We’ve been hearing it from health officials and political leaders alike: One of the ways we can slow the spread of the coronavirus is by knowing who has it. But a lack of available testing kits at doctors’ offices and hospitals across the country has made this feel impossible. It’s been stressful to not know which friends and family members might have this illness without even knowing it, and the virus’s symptoms (cough, fever) are so similar to the flu and the common cold that it’s hard to tell who actually needs to be tested.
Everlywell, a digital health company that creates home test kits for everything from food sensitivities to STDs, saw this predicament America is in and decided to step in. The company announced this week that it will have 30,000 coronavirus test kits available for purchase beginning Monday, March 23, and said in a release that it’s working with other labs to ramp up the number of available kits to test “a quarter of a million people weekly.”

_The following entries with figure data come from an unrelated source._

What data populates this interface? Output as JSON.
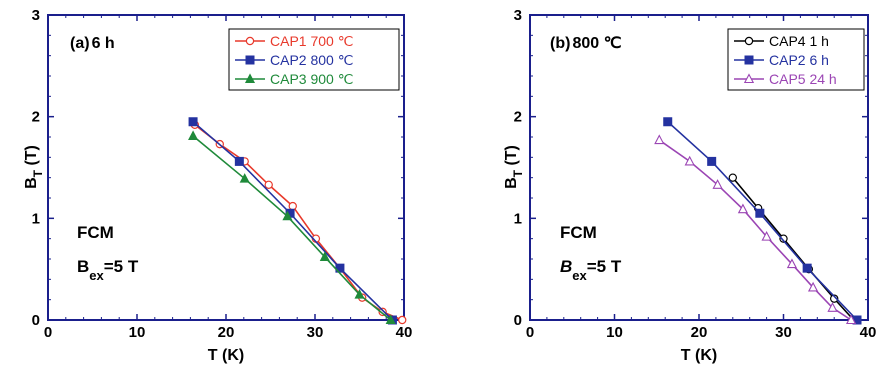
{
  "colors": {
    "axis": "#1a1f8c",
    "red": "#e8392b",
    "blue": "#2432a0",
    "green": "#1f8a3a",
    "black": "#000000",
    "purple": "#9b45b4"
  },
  "chart_data": [
    {
      "type": "line",
      "panel_label": "(a)",
      "condition": "6 h",
      "xlabel": "T (K)",
      "ylabel": {
        "main": "B",
        "sub": "T",
        "unit": " (T)"
      },
      "xlim": [
        0,
        40
      ],
      "ylim": [
        0,
        3
      ],
      "xticks": [
        0,
        10,
        20,
        30,
        40
      ],
      "yticks": [
        0,
        1,
        2,
        3
      ],
      "legend_position": "top-right",
      "annotation": {
        "line1": "FCM",
        "bex_main": "B",
        "bex_sub": "ex",
        "bex_value": "=5 T"
      },
      "series": [
        {
          "name": "CAP1  700  ℃",
          "color": "#e8392b",
          "marker": "circle-open",
          "x": [
            16.5,
            19.3,
            22.1,
            24.8,
            27.5,
            30.1,
            32.8,
            35.3,
            37.6,
            39.8
          ],
          "y": [
            1.92,
            1.73,
            1.56,
            1.33,
            1.12,
            0.8,
            0.51,
            0.22,
            0.08,
            0.0
          ]
        },
        {
          "name": "CAP2  800  ℃",
          "color": "#2432a0",
          "marker": "square-filled",
          "x": [
            16.3,
            21.5,
            27.2,
            32.8,
            38.7
          ],
          "y": [
            1.95,
            1.56,
            1.05,
            0.51,
            0.0
          ]
        },
        {
          "name": "CAP3  900  ℃",
          "color": "#1f8a3a",
          "marker": "triangle-filled",
          "x": [
            16.3,
            22.1,
            26.9,
            31.1,
            35.0,
            38.5
          ],
          "y": [
            1.81,
            1.39,
            1.02,
            0.62,
            0.25,
            0.0
          ]
        }
      ]
    },
    {
      "type": "line",
      "panel_label": "(b)",
      "condition": "800 ℃",
      "xlabel": "T (K)",
      "ylabel": {
        "main": "B",
        "sub": "T",
        "unit": " (T)"
      },
      "xlim": [
        0,
        40
      ],
      "ylim": [
        0,
        3
      ],
      "xticks": [
        0,
        10,
        20,
        30,
        40
      ],
      "yticks": [
        0,
        1,
        2,
        3
      ],
      "legend_position": "top-right",
      "annotation": {
        "line1": "FCM",
        "bex_main": "B",
        "bex_sub": "ex",
        "bex_value": "=5 T"
      },
      "series": [
        {
          "name": "CAP4  1  h",
          "color": "#000000",
          "marker": "circle-open",
          "x": [
            24.0,
            27.0,
            30.0,
            33.0,
            36.0,
            38.3
          ],
          "y": [
            1.4,
            1.1,
            0.8,
            0.5,
            0.21,
            0.0
          ]
        },
        {
          "name": "CAP2  6  h",
          "color": "#2432a0",
          "marker": "square-filled",
          "x": [
            16.3,
            21.5,
            27.2,
            32.8,
            38.7
          ],
          "y": [
            1.95,
            1.56,
            1.05,
            0.51,
            0.0
          ]
        },
        {
          "name": "CAP5  24  h",
          "color": "#9b45b4",
          "marker": "triangle-open",
          "x": [
            15.3,
            18.9,
            22.2,
            25.2,
            28.0,
            31.0,
            33.5,
            35.8,
            38.0
          ],
          "y": [
            1.77,
            1.56,
            1.33,
            1.09,
            0.82,
            0.55,
            0.32,
            0.12,
            0.0
          ]
        }
      ]
    }
  ]
}
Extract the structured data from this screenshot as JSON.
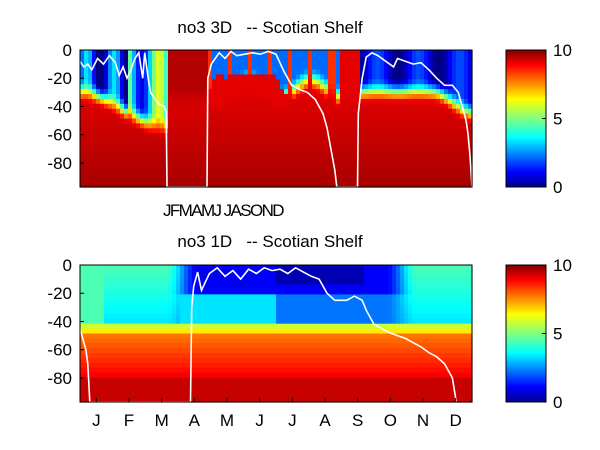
{
  "chart_data": [
    {
      "type": "heatmap",
      "title": "no3 3D   -- Scotian Shelf",
      "yticks": [
        "0",
        "-20",
        "-40",
        "-60",
        "-80"
      ],
      "yrange": [
        -97,
        0
      ],
      "xtick_text": "JFMAMJ JASOND",
      "colorbar": {
        "ticks": [
          "10",
          "5",
          "0"
        ],
        "range": [
          0,
          10
        ]
      },
      "mixed_layer": [
        {
          "t": 0.0,
          "d": -8
        },
        {
          "t": 0.01,
          "d": -12
        },
        {
          "t": 0.02,
          "d": -10
        },
        {
          "t": 0.03,
          "d": -14
        },
        {
          "t": 0.045,
          "d": -6
        },
        {
          "t": 0.06,
          "d": -10
        },
        {
          "t": 0.075,
          "d": -4
        },
        {
          "t": 0.09,
          "d": -9
        },
        {
          "t": 0.1,
          "d": -18
        },
        {
          "t": 0.11,
          "d": -12
        },
        {
          "t": 0.12,
          "d": -20
        },
        {
          "t": 0.13,
          "d": -14
        },
        {
          "t": 0.14,
          "d": -6
        },
        {
          "t": 0.15,
          "d": -2
        },
        {
          "t": 0.16,
          "d": -20
        },
        {
          "t": 0.165,
          "d": -2
        },
        {
          "t": 0.175,
          "d": -22
        },
        {
          "t": 0.18,
          "d": -30
        },
        {
          "t": 0.19,
          "d": -34
        },
        {
          "t": 0.2,
          "d": -38
        },
        {
          "t": 0.215,
          "d": -40
        },
        {
          "t": 0.22,
          "d": -44
        },
        {
          "t": 0.222,
          "d": -97
        },
        {
          "t": 0.324,
          "d": -97
        },
        {
          "t": 0.326,
          "d": -20
        },
        {
          "t": 0.335,
          "d": -10
        },
        {
          "t": 0.345,
          "d": -6
        },
        {
          "t": 0.355,
          "d": -2
        },
        {
          "t": 0.37,
          "d": -6
        },
        {
          "t": 0.385,
          "d": -1
        },
        {
          "t": 0.4,
          "d": -4
        },
        {
          "t": 0.42,
          "d": -3
        },
        {
          "t": 0.44,
          "d": -2
        },
        {
          "t": 0.46,
          "d": -3
        },
        {
          "t": 0.48,
          "d": -1
        },
        {
          "t": 0.5,
          "d": -3
        },
        {
          "t": 0.52,
          "d": -15
        },
        {
          "t": 0.54,
          "d": -25
        },
        {
          "t": 0.56,
          "d": -28
        },
        {
          "t": 0.58,
          "d": -30
        },
        {
          "t": 0.6,
          "d": -35
        },
        {
          "t": 0.62,
          "d": -45
        },
        {
          "t": 0.63,
          "d": -55
        },
        {
          "t": 0.64,
          "d": -70
        },
        {
          "t": 0.65,
          "d": -85
        },
        {
          "t": 0.655,
          "d": -97
        },
        {
          "t": 0.708,
          "d": -97
        },
        {
          "t": 0.71,
          "d": -45
        },
        {
          "t": 0.72,
          "d": -20
        },
        {
          "t": 0.73,
          "d": -5
        },
        {
          "t": 0.745,
          "d": -2
        },
        {
          "t": 0.76,
          "d": -4
        },
        {
          "t": 0.78,
          "d": -8
        },
        {
          "t": 0.8,
          "d": -12
        },
        {
          "t": 0.81,
          "d": -6
        },
        {
          "t": 0.83,
          "d": -8
        },
        {
          "t": 0.85,
          "d": -10
        },
        {
          "t": 0.87,
          "d": -9
        },
        {
          "t": 0.89,
          "d": -14
        },
        {
          "t": 0.91,
          "d": -20
        },
        {
          "t": 0.93,
          "d": -25
        },
        {
          "t": 0.95,
          "d": -25
        },
        {
          "t": 0.965,
          "d": -30
        },
        {
          "t": 0.975,
          "d": -40
        },
        {
          "t": 0.985,
          "d": -50
        },
        {
          "t": 0.99,
          "d": -60
        },
        {
          "t": 0.995,
          "d": -75
        },
        {
          "t": 1.0,
          "d": -97
        }
      ]
    },
    {
      "type": "heatmap",
      "title": "no3 1D   -- Scotian Shelf",
      "yticks": [
        "0",
        "-20",
        "-40",
        "-60",
        "-80"
      ],
      "yrange": [
        -97,
        0
      ],
      "xticks": [
        "J",
        "F",
        "M",
        "A",
        "M",
        "J",
        "J",
        "A",
        "S",
        "O",
        "N",
        "D"
      ],
      "colorbar": {
        "ticks": [
          "10",
          "5",
          "0"
        ],
        "range": [
          0,
          10
        ]
      },
      "mixed_layer": [
        {
          "t": 0.0,
          "d": -45
        },
        {
          "t": 0.01,
          "d": -55
        },
        {
          "t": 0.015,
          "d": -60
        },
        {
          "t": 0.02,
          "d": -70
        },
        {
          "t": 0.025,
          "d": -97
        },
        {
          "t": 0.282,
          "d": -97
        },
        {
          "t": 0.285,
          "d": -30
        },
        {
          "t": 0.29,
          "d": -15
        },
        {
          "t": 0.3,
          "d": -5
        },
        {
          "t": 0.31,
          "d": -18
        },
        {
          "t": 0.32,
          "d": -12
        },
        {
          "t": 0.33,
          "d": -6
        },
        {
          "t": 0.35,
          "d": -2
        },
        {
          "t": 0.37,
          "d": -8
        },
        {
          "t": 0.39,
          "d": -4
        },
        {
          "t": 0.41,
          "d": -10
        },
        {
          "t": 0.43,
          "d": -3
        },
        {
          "t": 0.45,
          "d": -6
        },
        {
          "t": 0.47,
          "d": -2
        },
        {
          "t": 0.49,
          "d": -4
        },
        {
          "t": 0.51,
          "d": -3
        },
        {
          "t": 0.53,
          "d": -6
        },
        {
          "t": 0.55,
          "d": -2
        },
        {
          "t": 0.57,
          "d": -5
        },
        {
          "t": 0.59,
          "d": -8
        },
        {
          "t": 0.61,
          "d": -10
        },
        {
          "t": 0.63,
          "d": -20
        },
        {
          "t": 0.65,
          "d": -25
        },
        {
          "t": 0.68,
          "d": -25
        },
        {
          "t": 0.7,
          "d": -22
        },
        {
          "t": 0.72,
          "d": -25
        },
        {
          "t": 0.73,
          "d": -32
        },
        {
          "t": 0.75,
          "d": -42
        },
        {
          "t": 0.77,
          "d": -45
        },
        {
          "t": 0.79,
          "d": -48
        },
        {
          "t": 0.81,
          "d": -50
        },
        {
          "t": 0.83,
          "d": -52
        },
        {
          "t": 0.85,
          "d": -55
        },
        {
          "t": 0.87,
          "d": -58
        },
        {
          "t": 0.89,
          "d": -62
        },
        {
          "t": 0.91,
          "d": -65
        },
        {
          "t": 0.93,
          "d": -70
        },
        {
          "t": 0.95,
          "d": -80
        },
        {
          "t": 0.96,
          "d": -97
        }
      ]
    }
  ]
}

As of right now, the test is $135 to cover the manufacturing costs. The company, which was featured on Shark Tank in 2017, said it’s not putting any cash from those tests into its own pocket and that it’s trying to get help from the federal government to make the tests totally free.
“Everlywell was founded to give people affordable, convenient access to lab testing," Julia Cheek, Everlywell’s founder and CEO says in the release. “Never has our mission been more important. Our team has been working around the clock with top scientists and laboratories in the nation to develop a test that we will make available at the lowest price possible while covering our costs, at no profit to the company.”